For me, money spent for either repair or replacement and all of the additional costs would have been money meant to buy a pair of new shoes or a new tablet.

This means that instead of my normal computer AND a new pair of shoes, or my normal computer AND a new tablet, at the end of the day, I would only have a ‘normal’ computer. Or the opportunity cost from my actions to repair or replace the existing damaged computer is a pair of shoes or a tablet. Instead of TWO goods I end up with one. So there is NO value added from the repair or the replacement.

In addition, as I await the verdict of the computer service center, my output has been vastly reduced. I can only make 1 post on my blog, where I usually make an average of 3 per day, and importantly, I wouldn’t be sending any weekend reports to my clients. So productivity has likewise been affected.

[Aside, my savings has allowed me to consider the two options, if I had no savings I would be at a total loss.]
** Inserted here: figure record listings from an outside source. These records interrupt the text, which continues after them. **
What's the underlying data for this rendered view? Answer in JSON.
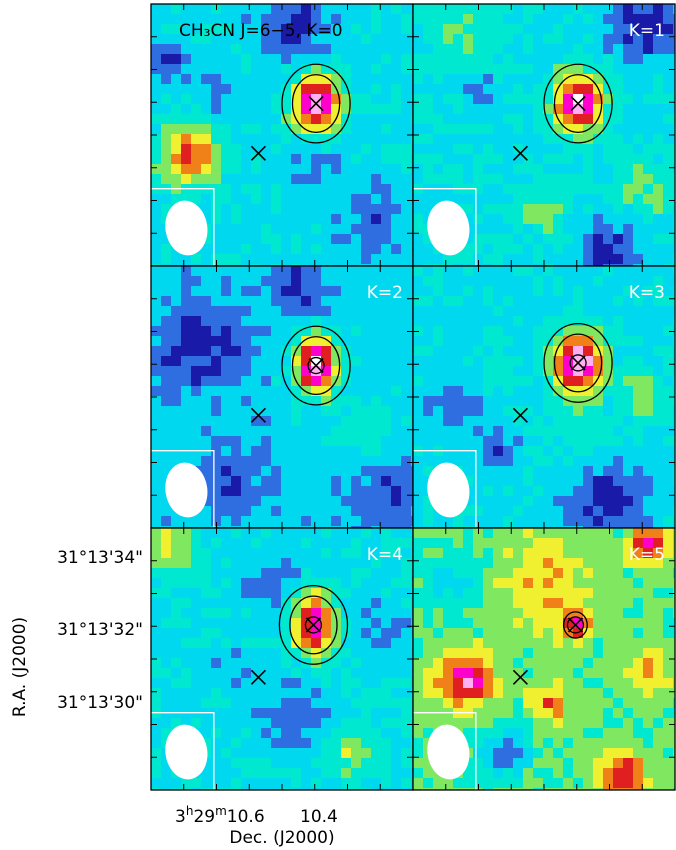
{
  "chart_data": {
    "type": "heatmap",
    "ylabel": "R.A. (J2000)",
    "xlabel": "Dec. (J2000)",
    "ytick_labels": [
      "31°13'34\"",
      "31°13'32\"",
      "31°13'30\""
    ],
    "xtick_labels": {
      "hour": "3",
      "min": "29",
      "sec1": "10.6",
      "sec2": "10.4"
    },
    "colormap": [
      "#1a1aa8",
      "#2e6ee0",
      "#00d8f0",
      "#00e8d0",
      "#7fe860",
      "#f0f030",
      "#f08018",
      "#e02020",
      "#ff00cc",
      "#ffb0f0",
      "#ffffff"
    ],
    "panels": [
      {
        "label": "CH₃CN J=6−5, K=0",
        "peak_value": 1.0,
        "contour_levels": 2,
        "source_marker": "x",
        "peak_marker": "x"
      },
      {
        "label": "K=1",
        "peak_value": 1.0,
        "contour_levels": 2,
        "source_marker": "x",
        "peak_marker": "x"
      },
      {
        "label": "K=2",
        "peak_value": 1.0,
        "contour_levels": 2,
        "source_marker": "x",
        "peak_marker": "circle-x"
      },
      {
        "label": "K=3",
        "peak_value": 1.0,
        "contour_levels": 2,
        "source_marker": "x",
        "peak_marker": "circle-x"
      },
      {
        "label": "K=4",
        "peak_value": 0.9,
        "contour_levels": 2,
        "source_marker": "x",
        "peak_marker": "circle-x"
      },
      {
        "label": "K=5",
        "peak_value": 0.8,
        "contour_levels": 1,
        "source_marker": "x",
        "peak_marker": "circle-x"
      }
    ],
    "beam_shape": "ellipse",
    "grid": false,
    "legend": "none"
  }
}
I also have not been on track with what’s been happening on the global financial markets, as I told my principals that I would be ‘trading blind’. Such dislocation has brought me a great deal of distress. You see, the web has altered my way of living such that I have been become greatly dependent on it. This brings about the adverse mental aspects from such displacement or losses.

While these may represent as my personal issues, when amplified as natural or manmade disasters you would notice that destruction doesn’t lead to prosperity. While some economic agents may indeed prosper from such misfortune, the overall the damage would be greater than the peripheral benefits.

Statistics cannot articulate the mental and emotional strains and real productivity and purchasing power losses from the economics of destruction. Be leery of anyone who tells you so.